The agreement states that two years after entering into the Pandemic Agreement, any country may withdraw from it by giving written notice to the organization.

While the WHO was at the forefront of the global response to COVID-19, its authority in a future pandemic could be weakened after the United States began the 12-month process of withdrawing from the organization in 2025. In 2023, the United States provided the WHO with $1.28 billion in funding, or around 12 percent of its budget.
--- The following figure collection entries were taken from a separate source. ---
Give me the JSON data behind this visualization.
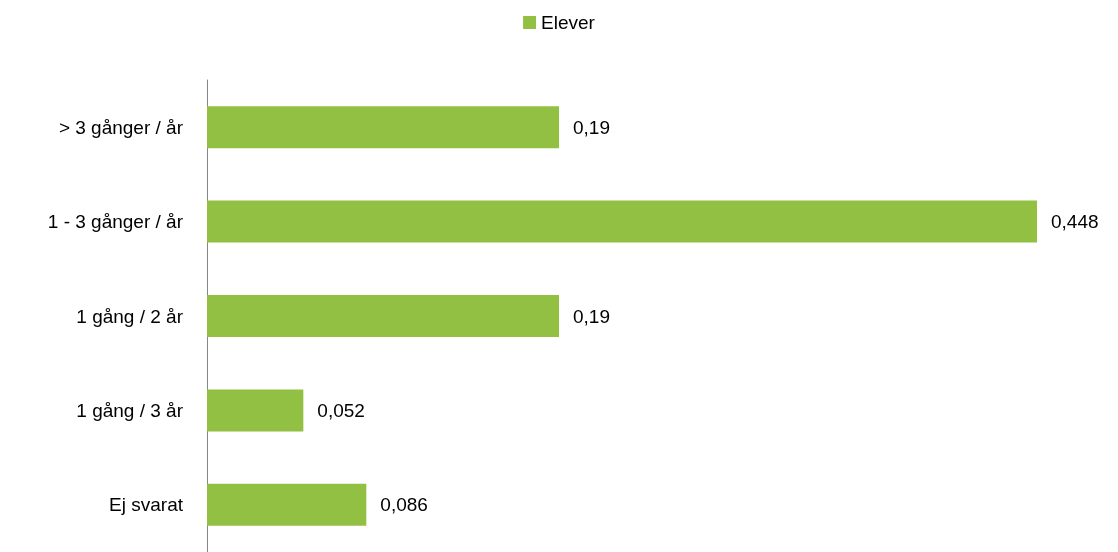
{
  "chart_data": {
    "type": "bar",
    "orientation": "horizontal",
    "tick_labels": "y",
    "legend": "top",
    "categories": [
      "> 3 gånger / år",
      "1 - 3 gånger / år",
      "1 gång / 2 år",
      "1 gång / 3 år",
      "Ej svarat"
    ],
    "series": [
      {
        "name": "Elever",
        "color": "#92c043",
        "values": [
          0.19,
          0.448,
          0.19,
          0.052,
          0.086
        ],
        "value_labels": [
          "0,19",
          "0,448",
          "0,19",
          "0,052",
          "0,086"
        ]
      }
    ]
  }
}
The Canadian government has been supportive of the Pandemic Agreement from the beginning of the process. Canada was one of the WHO member states that agreed in December 2021 to launch an intergovernmental negotiating body to develop the agreement.

Reactions in Canada

There has been some opposition to the pandemic treaty in Canada, mainly coming from Conservative MP Leslyn Lewis.
When she was running for leadership of the Conservative Party in 2022, Lewis wrote that the treaty should be “concerning” to Canadians, as it may give the WHO the legal force to direct Canada’s pandemic response and mandate measures like lockdowns and vaccine mandates.
“Canada must be careful to not sign anything that could give away our sovereignty on health care, even if there is tremendous international pressure to do so for the sake of pandemic preparedness,” Lewis wrote. She also sponsored a petition asking for the government to allow Parliament to examine and debate the details of the treaty.
The Public Health Agency of Canada has said it supports the development of the pact to improve global cooperation, strengthen collective action, and address any gaps in the pandemic prevention and response process. “A pandemic agreement can help nations avoid and reduce the devastating health, social and economic consequences of a potential future pandemic,” the organization says.

The federal government has said it has engaged with various sectors to ensure the agreement reflects Canadian priorities, noting it has consulted with the private sector, academic experts, indigenous organizations, and provincial and territorial governments.